TWO hundred and ten years ago, the scientific world was rocked by the news that a sea serpent had washed up off the coast of Orkney.
The Stronsay Beast, as it would come to be known, was discovered in the aftermath of a winter storm in 1808.
Stunned local fishermen described seeing something altogether alien in the water and they weren’t the only ones left scratching their heads.
Eyewitnesses claimed that the beast was of incredible length, with a long slender neck, three pairs of legs, a tail and a hairy mane.
A contemporary description read: “The body measured fifty-five feet in length, and the circumference of the greatest part might be equal to the girth of an Orkney pony. The head was not larger than that of a seal, and was furnished with two blow-holes. From the back a number of filaments (resembling in texture the fishing tackle known by the name of silk-worm gut) hang down like a mane.
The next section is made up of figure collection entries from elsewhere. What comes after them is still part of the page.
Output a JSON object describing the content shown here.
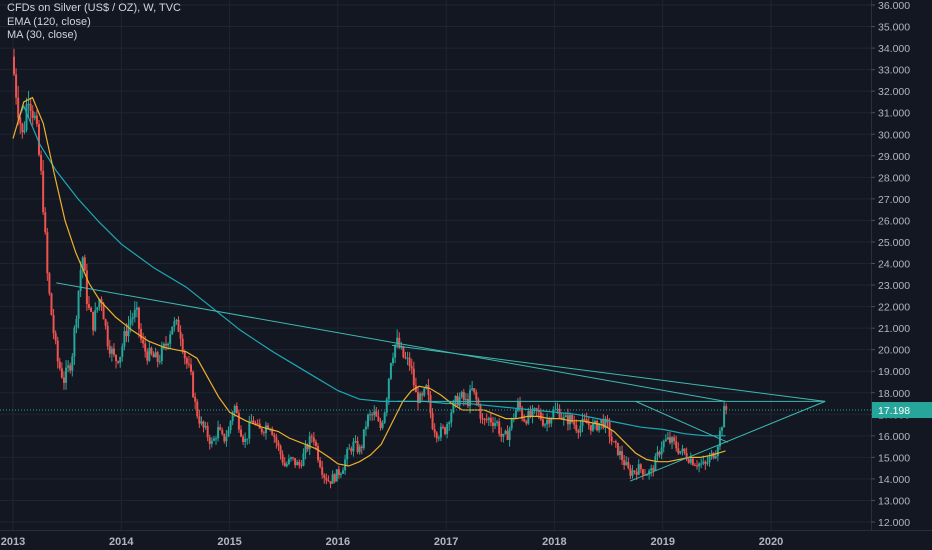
{
  "legend": {
    "symbol": "CFDs on Silver (US$ / OZ), W, TVC",
    "ema": "EMA (120, close)",
    "ma": "MA (30, close)"
  },
  "colors": {
    "background": "#131722",
    "up": "#26a69a",
    "down": "#ef5350",
    "ema": "#1ba9b6",
    "ma": "#f0b02a",
    "trendline": "#3fb8b0",
    "price_tag": "#26a69a",
    "axis_text": "#b2b5be",
    "grid": "#1f2433"
  },
  "chart_data": {
    "type": "candlestick",
    "title": "CFDs on Silver (US$ / OZ), W, TVC",
    "y_ticks": [
      "12.000",
      "13.000",
      "14.000",
      "15.000",
      "16.000",
      "17.000",
      "18.000",
      "19.000",
      "20.000",
      "21.000",
      "22.000",
      "23.000",
      "24.000",
      "25.000",
      "26.000",
      "27.000",
      "28.000",
      "29.000",
      "30.000",
      "31.000",
      "32.000",
      "33.000",
      "34.000",
      "35.000",
      "36.000"
    ],
    "x_ticks": [
      "2013",
      "2014",
      "2015",
      "2016",
      "2017",
      "2018",
      "2019",
      "2020"
    ],
    "ylim": [
      11.8,
      36.2
    ],
    "xlim": [
      2013.0,
      2020.98
    ],
    "last_price": "17.198",
    "price_path": [
      [
        2013.0,
        33.6
      ],
      [
        2013.05,
        31.5
      ],
      [
        2013.1,
        29.8
      ],
      [
        2013.15,
        32.0
      ],
      [
        2013.22,
        30.5
      ],
      [
        2013.28,
        27.5
      ],
      [
        2013.33,
        23.2
      ],
      [
        2013.38,
        21.0
      ],
      [
        2013.42,
        19.5
      ],
      [
        2013.48,
        18.6
      ],
      [
        2013.55,
        19.5
      ],
      [
        2013.6,
        22.0
      ],
      [
        2013.65,
        24.5
      ],
      [
        2013.7,
        22.0
      ],
      [
        2013.75,
        21.2
      ],
      [
        2013.82,
        22.6
      ],
      [
        2013.88,
        20.5
      ],
      [
        2013.95,
        19.5
      ],
      [
        2014.0,
        19.8
      ],
      [
        2014.05,
        20.8
      ],
      [
        2014.1,
        21.5
      ],
      [
        2014.15,
        21.7
      ],
      [
        2014.2,
        20.2
      ],
      [
        2014.25,
        19.8
      ],
      [
        2014.35,
        19.5
      ],
      [
        2014.42,
        20.2
      ],
      [
        2014.48,
        21.2
      ],
      [
        2014.55,
        21.0
      ],
      [
        2014.6,
        19.6
      ],
      [
        2014.65,
        18.8
      ],
      [
        2014.7,
        17.2
      ],
      [
        2014.75,
        16.5
      ],
      [
        2014.8,
        16.1
      ],
      [
        2014.85,
        15.6
      ],
      [
        2014.9,
        16.3
      ],
      [
        2014.95,
        15.8
      ],
      [
        2015.0,
        16.2
      ],
      [
        2015.05,
        17.5
      ],
      [
        2015.1,
        16.5
      ],
      [
        2015.15,
        15.7
      ],
      [
        2015.22,
        16.8
      ],
      [
        2015.28,
        16.2
      ],
      [
        2015.33,
        16.4
      ],
      [
        2015.38,
        16.6
      ],
      [
        2015.45,
        15.6
      ],
      [
        2015.52,
        14.6
      ],
      [
        2015.58,
        14.9
      ],
      [
        2015.65,
        14.6
      ],
      [
        2015.72,
        15.4
      ],
      [
        2015.78,
        16.1
      ],
      [
        2015.82,
        15.2
      ],
      [
        2015.88,
        14.2
      ],
      [
        2015.93,
        13.9
      ],
      [
        2016.0,
        14.2
      ],
      [
        2016.05,
        14.5
      ],
      [
        2016.1,
        15.2
      ],
      [
        2016.15,
        15.6
      ],
      [
        2016.22,
        15.3
      ],
      [
        2016.28,
        16.8
      ],
      [
        2016.35,
        17.0
      ],
      [
        2016.4,
        16.3
      ],
      [
        2016.45,
        17.4
      ],
      [
        2016.5,
        19.6
      ],
      [
        2016.55,
        20.4
      ],
      [
        2016.62,
        19.6
      ],
      [
        2016.68,
        19.3
      ],
      [
        2016.73,
        17.9
      ],
      [
        2016.78,
        17.6
      ],
      [
        2016.83,
        18.2
      ],
      [
        2016.88,
        16.6
      ],
      [
        2016.93,
        16.1
      ],
      [
        2017.0,
        16.3
      ],
      [
        2017.05,
        17.1
      ],
      [
        2017.1,
        17.6
      ],
      [
        2017.15,
        17.8
      ],
      [
        2017.2,
        17.5
      ],
      [
        2017.25,
        18.1
      ],
      [
        2017.3,
        17.5
      ],
      [
        2017.35,
        16.6
      ],
      [
        2017.4,
        16.8
      ],
      [
        2017.48,
        16.6
      ],
      [
        2017.53,
        15.8
      ],
      [
        2017.58,
        16.1
      ],
      [
        2017.63,
        16.9
      ],
      [
        2017.68,
        17.5
      ],
      [
        2017.72,
        16.8
      ],
      [
        2017.78,
        16.9
      ],
      [
        2017.85,
        17.1
      ],
      [
        2017.92,
        16.6
      ],
      [
        2018.0,
        17.1
      ],
      [
        2018.05,
        17.2
      ],
      [
        2018.1,
        16.7
      ],
      [
        2018.15,
        16.8
      ],
      [
        2018.22,
        16.4
      ],
      [
        2018.3,
        16.6
      ],
      [
        2018.38,
        16.4
      ],
      [
        2018.45,
        16.7
      ],
      [
        2018.5,
        16.4
      ],
      [
        2018.55,
        15.6
      ],
      [
        2018.6,
        15.3
      ],
      [
        2018.65,
        14.8
      ],
      [
        2018.7,
        14.3
      ],
      [
        2018.75,
        14.4
      ],
      [
        2018.8,
        14.5
      ],
      [
        2018.85,
        14.3
      ],
      [
        2018.9,
        14.3
      ],
      [
        2018.95,
        14.9
      ],
      [
        2019.0,
        15.6
      ],
      [
        2019.05,
        15.8
      ],
      [
        2019.1,
        15.7
      ],
      [
        2019.15,
        15.4
      ],
      [
        2019.2,
        15.2
      ],
      [
        2019.25,
        15.0
      ],
      [
        2019.3,
        14.8
      ],
      [
        2019.35,
        14.7
      ],
      [
        2019.4,
        14.6
      ],
      [
        2019.45,
        15.0
      ],
      [
        2019.5,
        15.3
      ],
      [
        2019.55,
        16.4
      ],
      [
        2019.58,
        17.2
      ]
    ],
    "ema_path": [
      [
        2013.05,
        30.7
      ],
      [
        2013.1,
        31.3
      ],
      [
        2013.15,
        30.7
      ],
      [
        2013.25,
        29.5
      ],
      [
        2013.4,
        28.3
      ],
      [
        2013.6,
        27.0
      ],
      [
        2013.8,
        25.9
      ],
      [
        2014.0,
        24.9
      ],
      [
        2014.3,
        23.8
      ],
      [
        2014.6,
        22.9
      ],
      [
        2014.85,
        21.9
      ],
      [
        2015.1,
        20.9
      ],
      [
        2015.4,
        19.9
      ],
      [
        2015.6,
        19.3
      ],
      [
        2015.8,
        18.7
      ],
      [
        2016.0,
        18.1
      ],
      [
        2016.2,
        17.7
      ],
      [
        2016.4,
        17.6
      ],
      [
        2016.6,
        17.6
      ],
      [
        2016.8,
        17.6
      ],
      [
        2017.0,
        17.5
      ],
      [
        2017.2,
        17.5
      ],
      [
        2017.4,
        17.4
      ],
      [
        2017.6,
        17.3
      ],
      [
        2017.8,
        17.2
      ],
      [
        2018.0,
        17.1
      ],
      [
        2018.2,
        17.0
      ],
      [
        2018.4,
        16.8
      ],
      [
        2018.6,
        16.6
      ],
      [
        2018.8,
        16.4
      ],
      [
        2019.0,
        16.3
      ],
      [
        2019.2,
        16.1
      ],
      [
        2019.4,
        16.0
      ],
      [
        2019.58,
        16.0
      ]
    ],
    "ma_path": [
      [
        2013.0,
        29.8
      ],
      [
        2013.1,
        31.5
      ],
      [
        2013.18,
        31.7
      ],
      [
        2013.28,
        30.5
      ],
      [
        2013.38,
        28.2
      ],
      [
        2013.48,
        26.0
      ],
      [
        2013.58,
        24.5
      ],
      [
        2013.7,
        23.1
      ],
      [
        2013.8,
        22.3
      ],
      [
        2013.95,
        21.5
      ],
      [
        2014.1,
        20.9
      ],
      [
        2014.25,
        20.4
      ],
      [
        2014.4,
        20.1
      ],
      [
        2014.5,
        20.0
      ],
      [
        2014.6,
        19.9
      ],
      [
        2014.7,
        19.6
      ],
      [
        2014.8,
        18.7
      ],
      [
        2014.9,
        17.8
      ],
      [
        2015.0,
        17.1
      ],
      [
        2015.15,
        16.7
      ],
      [
        2015.3,
        16.4
      ],
      [
        2015.45,
        16.2
      ],
      [
        2015.55,
        15.9
      ],
      [
        2015.7,
        15.6
      ],
      [
        2015.8,
        15.4
      ],
      [
        2015.92,
        15.0
      ],
      [
        2016.0,
        14.7
      ],
      [
        2016.1,
        14.6
      ],
      [
        2016.2,
        14.8
      ],
      [
        2016.3,
        15.1
      ],
      [
        2016.4,
        15.6
      ],
      [
        2016.5,
        16.6
      ],
      [
        2016.6,
        17.6
      ],
      [
        2016.68,
        18.1
      ],
      [
        2016.75,
        18.3
      ],
      [
        2016.85,
        18.2
      ],
      [
        2016.95,
        17.9
      ],
      [
        2017.05,
        17.5
      ],
      [
        2017.15,
        17.2
      ],
      [
        2017.25,
        17.2
      ],
      [
        2017.35,
        17.2
      ],
      [
        2017.45,
        17.0
      ],
      [
        2017.55,
        16.8
      ],
      [
        2017.65,
        16.8
      ],
      [
        2017.75,
        16.9
      ],
      [
        2017.85,
        16.9
      ],
      [
        2017.95,
        16.8
      ],
      [
        2018.05,
        16.8
      ],
      [
        2018.15,
        16.7
      ],
      [
        2018.25,
        16.7
      ],
      [
        2018.35,
        16.6
      ],
      [
        2018.45,
        16.5
      ],
      [
        2018.55,
        16.2
      ],
      [
        2018.65,
        15.7
      ],
      [
        2018.75,
        15.2
      ],
      [
        2018.85,
        14.9
      ],
      [
        2018.95,
        14.8
      ],
      [
        2019.05,
        14.8
      ],
      [
        2019.15,
        14.9
      ],
      [
        2019.25,
        15.0
      ],
      [
        2019.35,
        15.0
      ],
      [
        2019.45,
        15.1
      ],
      [
        2019.58,
        15.3
      ]
    ],
    "trendlines": [
      {
        "from": [
          2013.4,
          23.1
        ],
        "to": [
          2019.58,
          17.6
        ]
      },
      {
        "from": [
          2016.5,
          20.2
        ],
        "to": [
          2020.5,
          17.6
        ]
      },
      {
        "from": [
          2016.55,
          17.6
        ],
        "to": [
          2020.5,
          17.6
        ]
      },
      {
        "from": [
          2018.7,
          13.9
        ],
        "to": [
          2020.5,
          17.6
        ]
      },
      {
        "from": [
          2018.75,
          17.6
        ],
        "to": [
          2019.6,
          15.7
        ]
      }
    ]
  }
}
On each side of the body were three large fins, shaped like paws, and jointed.”
One needs only to read that to note the striking similarity with the Loch Ness Monster.
Unfortunately, by the time the experts arrived on the scene, what remained of the beast had decayed to the point that it was difficult to determine if this was the real deal.
Bits of the carcass, which included vertebrae segments and strands of hair, were transported to Edinburgh - then one of the most important scientific centres in the Western World - where they were poked, prodded and pondered over by members of the Wernerian Society. Nobody could figure out the mystery, but so convinced were the great minds of the time that this was a newly-discovered species, the beast was given its own scientific name: “Halsydrus Pontoppidani”, after a Norwegian bishop who recorded sea monsters in the 1700s. Even Nessie doesn’t boast her own proper moniker.
However, the mystery was short-lived.
Esteemed surgeon Sir Everard Home brought the beast’s skull and neck bones with him to London, bursting the bubble in the process. Upon closer inspection of the vertebrae, Sir Everard concluded it was the scant remains of a humble basking shark.
Basking sharks are not uncommon in the North Sea, particularly during the summer months. They are seen in even greater numbers in the North Atlantic and will occasionally venture close to the west coast of Scotland.
Home’s findings were given further credence in the 1980s by Dr Geoff Swinney, an expert on lower vertebrates, fish, amphibians and reptiles, who asserted that it was 100 per cent certain that it was a basking shark.
And, with that analysis, the Stronsay Beast was dead.
A specimen of the ‘sea serpent’s’ vertebrae is kept by the National Museum of Scotland on Chambers Street in Edinburgh.